過去最大規模の希少文献盗難 リオ連邦大で300冊以上の被害

 帝政時代の貴重な文献を所蔵しているリオ・デ・ジャネイロ連邦大学(UFRJ)ペドロ・カルモン図書館で昨年起きた盗難事件の調査が完了した。エスタード紙の先月30日付報道によれば、盗まれた希少文献は303点に上り、国内で起きた希少文献の盗難としては過去最大の規模だという。

 かつてはブラジルの大学の中央図書館であった同館から盗まれた文献の中には、初版の16巻から成るアントニオ・ビエイラ牧師の垂訓(1679年)や、17~19世紀にかけて国内の動植物や習慣を記録した欧州の旅行者達の文献で構成されたほとんど全てのコレクションが含まれている。
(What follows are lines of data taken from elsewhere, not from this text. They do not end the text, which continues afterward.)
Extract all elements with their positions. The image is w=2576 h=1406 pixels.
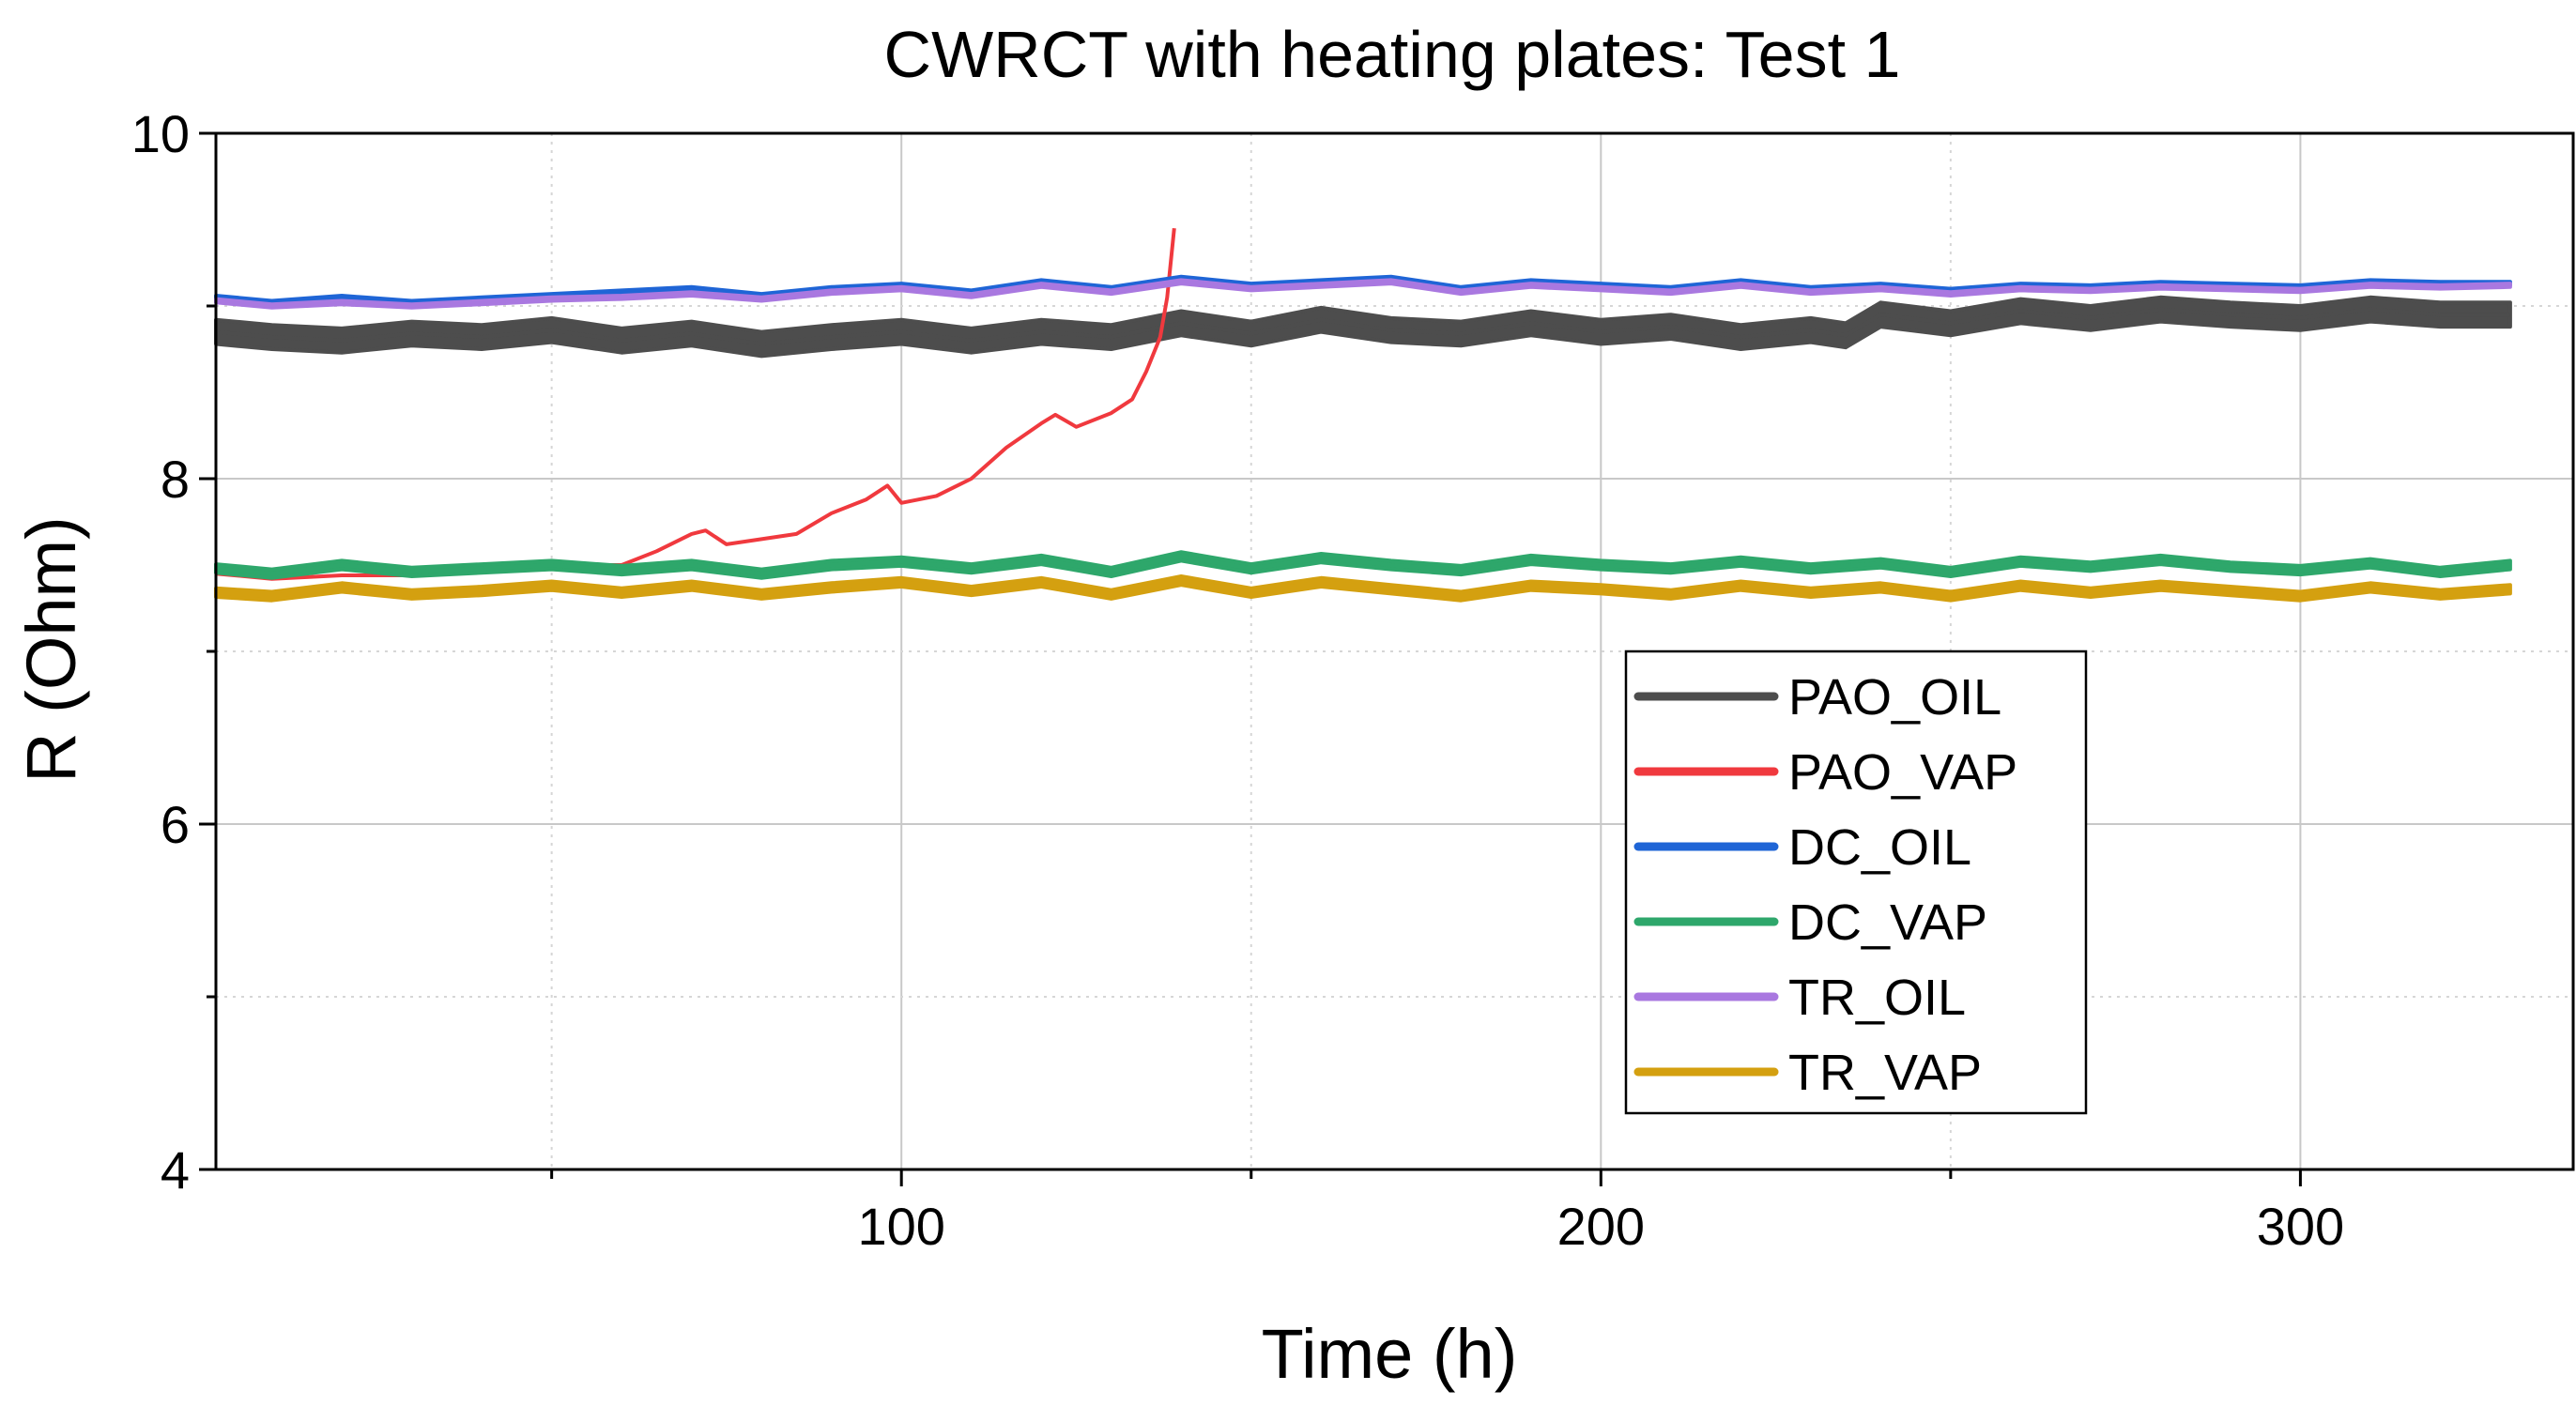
y-axis-label: R (Ohm) — [12, 516, 90, 783]
x-axis-label: Time (h) — [1262, 1315, 1518, 1393]
y-tick-label-2: 8 — [161, 450, 190, 509]
legend-box — [1624, 650, 2088, 1115]
series-line-dc-vap — [215, 554, 2511, 576]
legend-label-pao-vap: PAO_VAP — [1788, 744, 2017, 801]
legend-label-pao-oil: PAO_OIL — [1788, 669, 2001, 726]
chart-title: CWRCT with heating plates: Test 1 — [884, 18, 1901, 91]
legend: PAO_OIL PAO_VAP DC_OIL DC_VAP TR_OIL TR_VAP — [1624, 650, 2088, 1115]
series-layer — [214, 227, 2512, 603]
series-line-pao-oil — [215, 307, 2510, 346]
x-tick-label-2: 300 — [2257, 1197, 2344, 1256]
y-tick-label-1: 6 — [161, 795, 190, 854]
legend-items: PAO_OIL PAO_VAP DC_OIL DC_VAP TR_OIL TR_VAP — [1633, 669, 2017, 1101]
legend-label-tr-vap: TR_VAP — [1788, 1045, 1982, 1101]
series-line-tr-oil — [215, 280, 2510, 308]
legend-label-dc-oil: DC_OIL — [1788, 819, 1971, 876]
legend-label-tr-oil: TR_OIL — [1788, 970, 1966, 1026]
legend-label-dc-vap: DC_VAP — [1788, 894, 1987, 951]
x-tick-label-0: 100 — [857, 1197, 944, 1256]
axes-layer: 100 200 300 4 6 8 10 — [131, 104, 2344, 1256]
y-tick-label-3: 10 — [131, 104, 190, 163]
series-line-tr-vap — [215, 578, 2511, 599]
x-tick-label-1: 200 — [1557, 1197, 1645, 1256]
y-tick-label-0: 4 — [161, 1140, 190, 1200]
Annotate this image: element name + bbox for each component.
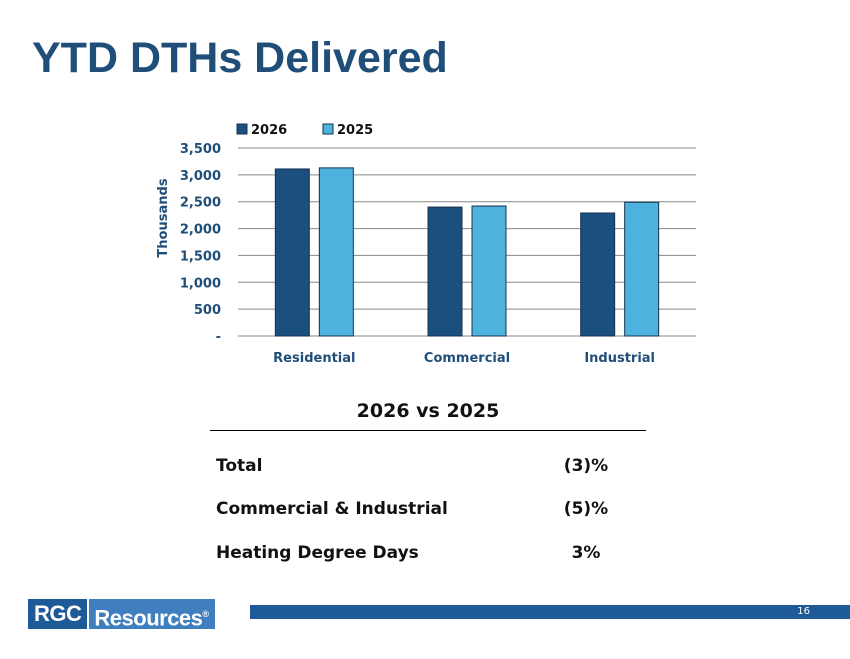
- x-tick-label: Industrial: [584, 351, 655, 366]
- y-tick-label: 1,500: [180, 249, 221, 264]
- y-tick-label: 1,000: [180, 276, 221, 291]
- legend-swatch: [322, 123, 334, 135]
- bar-2025-residential: [318, 167, 354, 337]
- comparison-value: (5)%: [563, 499, 609, 519]
- bar-2026-residential: [274, 168, 310, 337]
- y-axis-label: Thousands: [156, 178, 171, 257]
- logo-text-resources-word: Resources: [94, 605, 203, 631]
- y-tick-label: 500: [194, 303, 221, 318]
- slide-title: YTD DTHs Delivered: [32, 34, 448, 82]
- y-tick-label: -: [216, 330, 221, 345]
- comparison-label: Total: [216, 456, 263, 476]
- comparison-heading: 2026 vs 2025: [356, 400, 500, 422]
- x-tick-label: Residential: [273, 351, 355, 366]
- logo-text-rgc: RGC: [28, 599, 88, 629]
- page-number: 16: [797, 606, 810, 617]
- comparison-label: Commercial & Industrial: [216, 499, 448, 519]
- legend-swatch: [236, 123, 248, 135]
- y-tick-label: 3,000: [180, 169, 221, 184]
- comparison-divider: [210, 430, 646, 431]
- logo-text-resources: Resources®: [89, 599, 215, 631]
- bar-2026-commercial: [427, 206, 463, 337]
- registered-mark: ®: [202, 609, 209, 619]
- legend-label: 2026: [251, 123, 287, 138]
- comparison-label: Heating Degree Days: [216, 543, 419, 563]
- bar-2025-commercial: [471, 205, 507, 337]
- bar-2026-industrial: [580, 212, 616, 337]
- y-tick-label: 3,500: [180, 142, 221, 157]
- footer-bar: [250, 605, 850, 619]
- legend-label: 2025: [337, 123, 373, 138]
- x-tick-label: Commercial: [424, 351, 510, 366]
- bar-2025-industrial: [624, 201, 660, 337]
- company-logo: RGC Resources®: [28, 599, 215, 631]
- bar-chart: - 500 1,000 1,500 2,000 2,500 3,000 3,500 Thousa…: [156, 123, 696, 366]
- y-tick-label: 2,500: [180, 196, 221, 211]
- comparison-value: 3%: [571, 543, 601, 563]
- comparison-value: (3)%: [563, 456, 609, 476]
- y-tick-label: 2,000: [180, 223, 221, 238]
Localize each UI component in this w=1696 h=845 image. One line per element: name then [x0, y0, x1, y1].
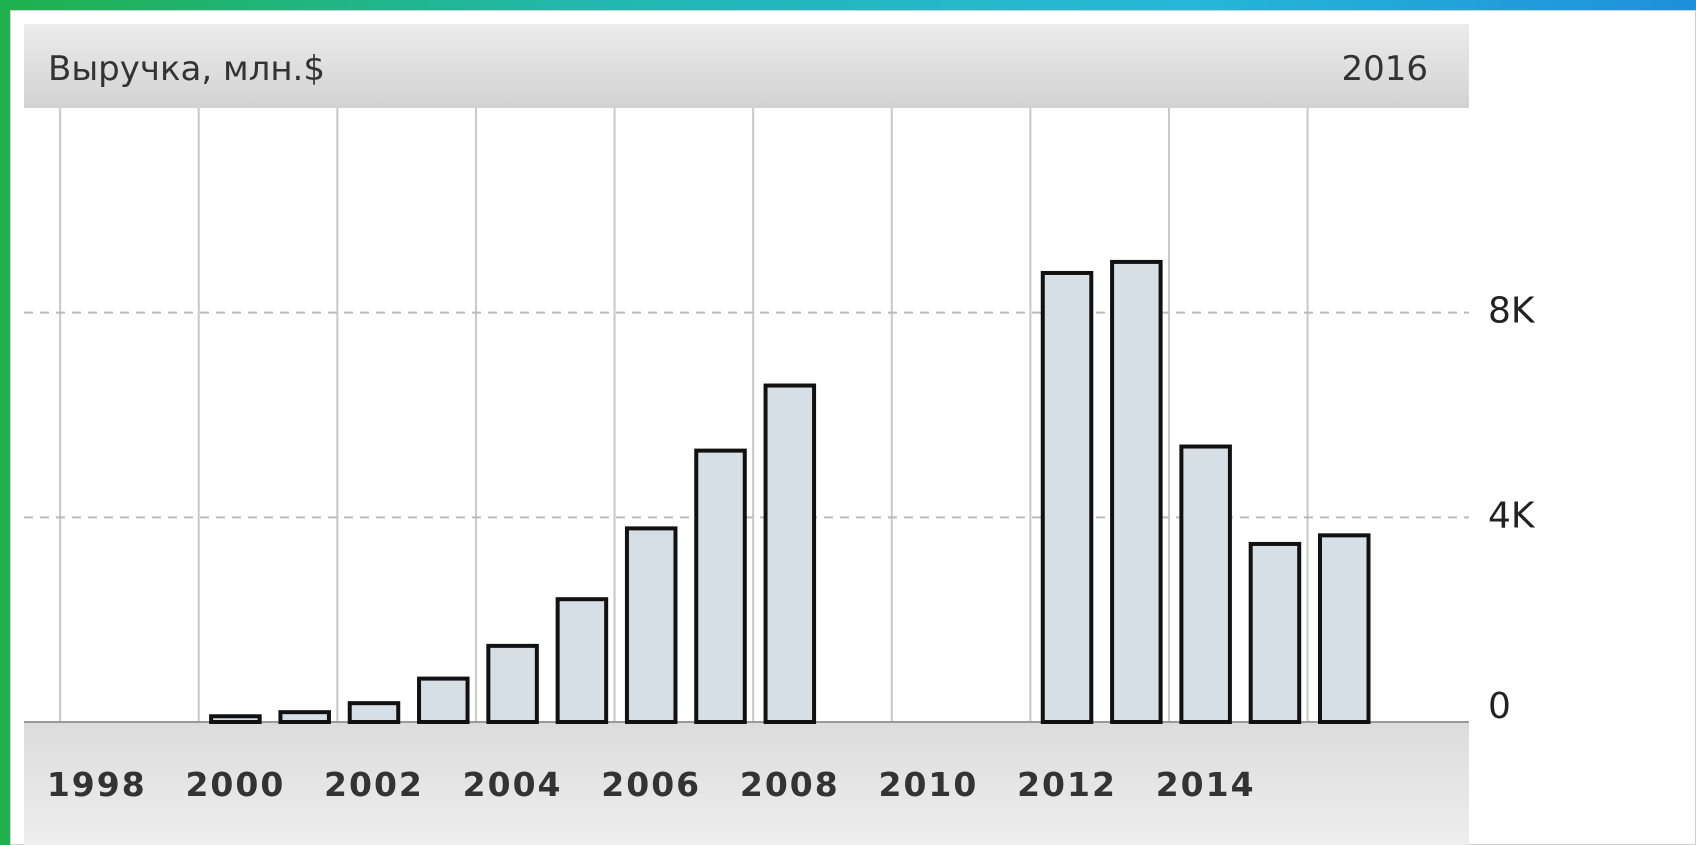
- x-tick-2002: 2002: [324, 765, 424, 804]
- chart-panel: Выручка, млн.$ 2016 0 4K 8K 1998 2000 2002 20…: [10, 10, 1696, 845]
- x-tick-2010: 2010: [878, 765, 978, 804]
- bar-2000: [209, 714, 262, 725]
- bar-2006: [624, 526, 678, 724]
- bar-2002: [347, 701, 401, 724]
- bar-2013: [1110, 259, 1163, 724]
- y-tick-8K: 8K: [1488, 291, 1536, 332]
- bar-layer: [209, 259, 1371, 725]
- period-label: 2016: [1341, 49, 1428, 89]
- x-tick-1998: 1998: [47, 765, 147, 804]
- x-axis-band: [24, 722, 1469, 845]
- chart-title: Выручка, млн.$: [48, 49, 325, 89]
- revenue-chart: Выручка, млн.$ 2016 0 4K 8K 1998 2000 2002 20…: [24, 24, 1536, 845]
- bar-2007: [694, 448, 747, 724]
- bar-2014: [1179, 444, 1232, 724]
- bar-2003: [417, 676, 470, 724]
- x-tick-2012: 2012: [1017, 765, 1117, 804]
- y-tick-4K: 4K: [1488, 495, 1536, 536]
- bar-2005: [555, 597, 609, 725]
- bar-2015: [1248, 541, 1302, 724]
- bar-2004: [486, 643, 539, 725]
- bar-2001: [278, 710, 331, 725]
- y-tick-layer: 0 4K 8K: [1488, 291, 1536, 727]
- bar-2016: [1317, 533, 1371, 724]
- x-tick-2000: 2000: [185, 765, 285, 804]
- y-tick-0: 0: [1488, 686, 1511, 727]
- x-tick-layer: 1998 2000 2002 2004 2006 2008 2010 2012 2014: [47, 765, 1256, 804]
- bar-2008: [763, 383, 817, 724]
- x-tick-2014: 2014: [1156, 765, 1256, 804]
- x-tick-2008: 2008: [740, 765, 840, 804]
- bar-2012: [1040, 270, 1094, 724]
- x-tick-2006: 2006: [601, 765, 701, 804]
- chart-header-bar: [24, 24, 1469, 108]
- x-tick-2004: 2004: [463, 765, 563, 804]
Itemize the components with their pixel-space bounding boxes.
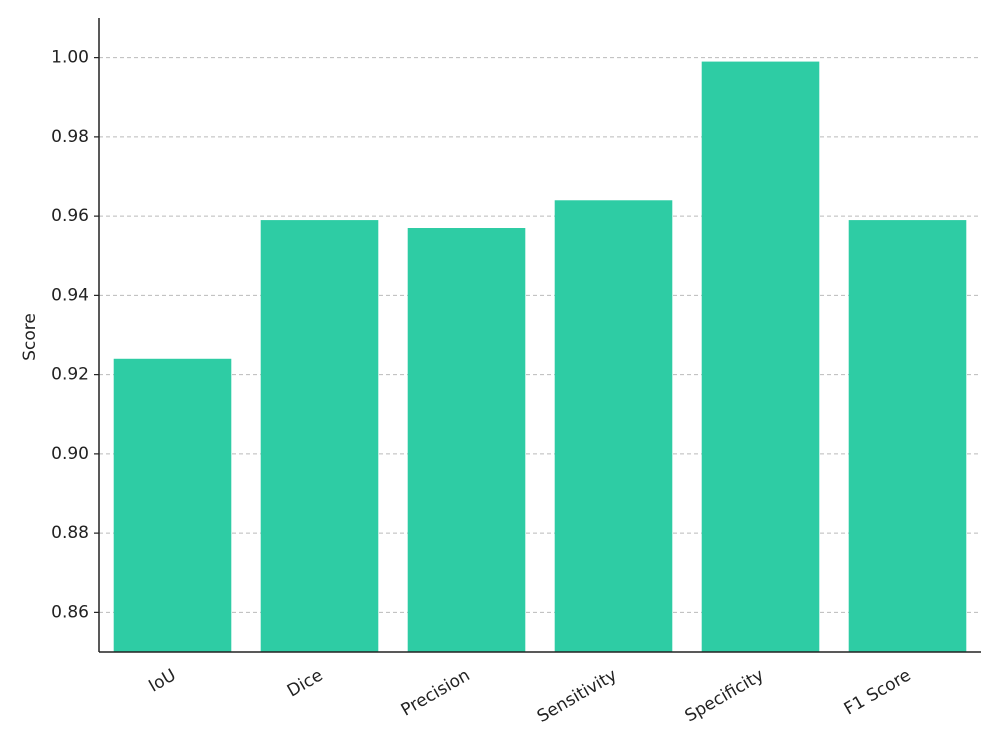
bar [407, 228, 526, 652]
x-tick-label: Dice [284, 665, 327, 701]
y-axis-label: Score [20, 313, 40, 361]
bar [554, 200, 673, 652]
y-tick-label: 0.88 [51, 523, 89, 543]
x-tick-label: F1 Score [841, 665, 915, 719]
y-tick-label: 0.94 [51, 285, 89, 305]
bar [848, 220, 967, 652]
y-tick-label: 0.86 [51, 602, 89, 622]
y-tick-label: 0.96 [51, 206, 89, 226]
x-tick-label: IoU [145, 665, 179, 696]
bar [701, 61, 820, 652]
y-tick-label: 1.00 [51, 48, 89, 68]
bar [113, 358, 232, 652]
x-tick-label: Sensitivity [534, 665, 621, 727]
x-tick-label: Precision [398, 665, 474, 720]
x-tick-label: Specificity [682, 665, 768, 726]
y-tick-label: 0.90 [51, 444, 89, 464]
y-tick-label: 0.92 [51, 365, 89, 385]
y-tick-label: 0.98 [51, 127, 89, 147]
bar [260, 220, 379, 652]
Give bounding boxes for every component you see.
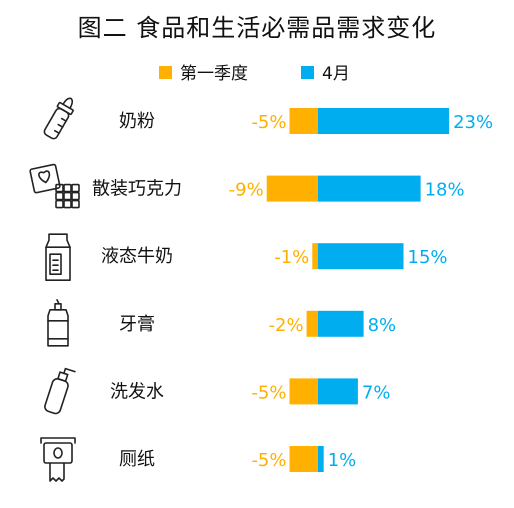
bar-q1 xyxy=(266,175,318,202)
chart-row: 厕纸 -5% 1% xyxy=(40,437,357,482)
bar-q1 xyxy=(289,108,318,134)
data-label-april: 1% xyxy=(328,450,357,471)
data-label-april: 7% xyxy=(362,382,391,403)
chart-title: 图二 食品和生活必需品需求变化 xyxy=(78,14,437,42)
bar-q1 xyxy=(289,446,318,472)
milk-carton-icon xyxy=(45,233,71,282)
category-label: 液态牛奶 xyxy=(101,246,173,267)
chart-row: 洗发水 -5% 7% xyxy=(44,367,391,415)
legend-label-q1: 第一季度 xyxy=(180,64,248,84)
data-label-april: 8% xyxy=(368,315,397,336)
bar-april xyxy=(318,378,358,405)
baby-bottle-icon xyxy=(43,97,74,140)
data-label-april: 15% xyxy=(408,247,448,268)
category-label: 洗发水 xyxy=(110,381,164,402)
legend-label-april: 4月 xyxy=(322,64,350,84)
bar-april xyxy=(318,446,324,472)
category-label: 散装巧克力 xyxy=(92,179,182,200)
chart-row: 牙膏 -2% 8% xyxy=(47,298,397,347)
data-label-q1: -9% xyxy=(229,180,264,201)
data-label-q1: -2% xyxy=(269,315,304,336)
bar-q1 xyxy=(312,243,318,270)
bar-q1 xyxy=(306,310,318,337)
data-label-april: 23% xyxy=(453,112,493,133)
chart-row: 奶粉 -5% 23% xyxy=(43,97,493,140)
legend-swatch-april xyxy=(301,66,314,79)
data-label-q1: -5% xyxy=(251,450,286,471)
shampoo-bottle-icon xyxy=(44,367,76,415)
data-label-q1: -1% xyxy=(274,247,309,268)
data-label-q1: -5% xyxy=(251,112,286,133)
category-label: 牙膏 xyxy=(119,313,155,335)
legend-swatch-q1 xyxy=(159,66,172,79)
toilet-paper-icon xyxy=(40,437,76,482)
bar-april xyxy=(318,243,404,270)
data-label-q1: -5% xyxy=(251,382,286,403)
chart-row: 散装巧克力 -9% 18% xyxy=(29,163,465,209)
bar-q1 xyxy=(289,378,318,405)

 また、数百枚の手描き平版画で描かれた英国のフランシス・ド・カステルナウ博物学者の希少作品「南米中央部の探検」(1850~1859年)や、アマゾンのジャプラ川とネグロ川周辺地域の先住民族を撮影した141枚の写真から成る人類学写真撮影の先駆者トーマス・コッホグルンベルグ民族誌学者の4巻で構成される本も盗まれている。

 しかし主要な標的は版画作品で、カットされて別々に売却されるのが一般的だという。

 この盗難事件は、16年中に建物のリフォームが行われていた数カ月の間に起きていた可能性があるという。図書棚は黒いビニールシートで覆われており、その中で泥棒達が犯行を重ねていたとされる。

 当初、この犯行は小規模だと考えられていた。昨年11月に、04年以来文献の盗難に関与していた図書館学部元学生ら2人がサンパウロ総合大学建築学部の作品を盗んだとして逮捕され、この2人がUFRJの希少文献5冊を所持していた事から、同大図書館の文献盗難についても調べられた。

 半年間の調査の結果、盗難規模の大きさが明らかにされている。303点の希少文献に加えて、120冊の古い文献も盗まれていた。被害総額の公式な推定値は明らかにされていないものの、盗まれた「最も希少」と指摘される27冊の文献だけでも38万~50万レアルに相当するという。